The objective of this study was to access the effectiveness and safety of cervical spine manipulation for cervical radiculopathy. The data sources used were: PubMed, the Cochrane Central Registry of Controlled Trials (CENTRAL) in the Cochrane Library, EMBASE, Chinese Biomedical Literature Database (CBM), Chinese National Knowledge Infrastructure (CNKI), Chinese Scientific Journal Database (VIP), Wanfang data, the website of Chinese clinical trial registry and international clinical trial registry by US National Institutes of Health. Randomized controlled trials that investigated the effects of cervical manipulation compared with no treatment, placebo or conventional therapies on pain measurement in patients with degenerative cervical radiculopathy were searched. Two authors independently evaluated the quality of the trials according to the risk of bias assessment provided by the PEDro (physiotherapy evidence database) scale. RevMan V.5.2.0 software was employed for data analysis. The GRADE approach was used to evaluate the overall quality of the evidence. Three trials with 502 participants were included.
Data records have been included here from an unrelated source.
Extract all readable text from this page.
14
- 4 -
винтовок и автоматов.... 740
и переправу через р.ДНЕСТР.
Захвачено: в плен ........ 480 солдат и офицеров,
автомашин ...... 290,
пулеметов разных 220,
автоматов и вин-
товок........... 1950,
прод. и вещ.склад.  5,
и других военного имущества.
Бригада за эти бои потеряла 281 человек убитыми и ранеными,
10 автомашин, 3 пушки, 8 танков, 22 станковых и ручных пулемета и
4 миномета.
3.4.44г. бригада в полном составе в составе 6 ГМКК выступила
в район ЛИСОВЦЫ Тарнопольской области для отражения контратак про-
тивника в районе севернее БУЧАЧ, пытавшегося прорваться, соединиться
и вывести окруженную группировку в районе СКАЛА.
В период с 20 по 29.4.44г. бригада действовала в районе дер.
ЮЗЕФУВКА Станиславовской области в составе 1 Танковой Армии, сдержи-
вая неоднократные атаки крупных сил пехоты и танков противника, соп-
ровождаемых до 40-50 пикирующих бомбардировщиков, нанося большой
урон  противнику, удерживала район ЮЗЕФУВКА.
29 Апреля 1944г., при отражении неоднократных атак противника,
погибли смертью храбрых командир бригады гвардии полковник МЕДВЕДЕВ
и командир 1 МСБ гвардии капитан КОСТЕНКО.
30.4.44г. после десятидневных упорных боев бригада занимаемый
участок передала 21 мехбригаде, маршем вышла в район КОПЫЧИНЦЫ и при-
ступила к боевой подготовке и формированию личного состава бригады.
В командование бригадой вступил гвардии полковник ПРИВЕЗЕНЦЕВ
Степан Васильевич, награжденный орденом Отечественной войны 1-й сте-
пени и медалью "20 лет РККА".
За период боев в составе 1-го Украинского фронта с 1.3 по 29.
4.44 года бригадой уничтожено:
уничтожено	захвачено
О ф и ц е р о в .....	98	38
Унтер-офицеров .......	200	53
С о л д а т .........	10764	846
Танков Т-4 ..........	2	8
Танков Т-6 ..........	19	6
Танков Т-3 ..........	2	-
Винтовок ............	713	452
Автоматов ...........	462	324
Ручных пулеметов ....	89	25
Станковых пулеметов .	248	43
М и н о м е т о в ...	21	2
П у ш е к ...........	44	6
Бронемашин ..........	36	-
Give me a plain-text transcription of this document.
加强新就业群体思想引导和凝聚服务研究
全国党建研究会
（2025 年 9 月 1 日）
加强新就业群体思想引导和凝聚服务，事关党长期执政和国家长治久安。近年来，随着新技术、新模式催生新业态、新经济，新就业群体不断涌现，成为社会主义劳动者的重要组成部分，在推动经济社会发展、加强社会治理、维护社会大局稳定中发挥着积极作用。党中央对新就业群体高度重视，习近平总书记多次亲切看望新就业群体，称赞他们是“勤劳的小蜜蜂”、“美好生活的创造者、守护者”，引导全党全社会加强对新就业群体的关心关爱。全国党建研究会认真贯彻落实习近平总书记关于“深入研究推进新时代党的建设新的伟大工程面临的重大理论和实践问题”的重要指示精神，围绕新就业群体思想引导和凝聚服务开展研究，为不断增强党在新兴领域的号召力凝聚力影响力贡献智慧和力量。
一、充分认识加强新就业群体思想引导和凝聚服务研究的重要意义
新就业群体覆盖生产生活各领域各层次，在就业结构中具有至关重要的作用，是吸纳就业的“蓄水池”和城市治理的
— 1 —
Meta-analysis suggested that cervical spine manipulation (mean difference 1.28, 95% confidence interval 0.80 to 1.75; P < 0.00001; heterogeneity: Chi(2) = 8.57, P = 0.01, I(2) = 77%) improving visual analogue scale for pain showed superior immediate effects compared with cervical computer traction. The overall strength of evidence was judged to be moderate quality. One out of three trials reported the adverse events and none with a small sample size.

There was moderate level evidence to support the immediate effectiveness of cervical spine manipulation in treating people with cervical radiculopathy. The safety of cervical manipulation cannot be taken as an exact conclusion so far.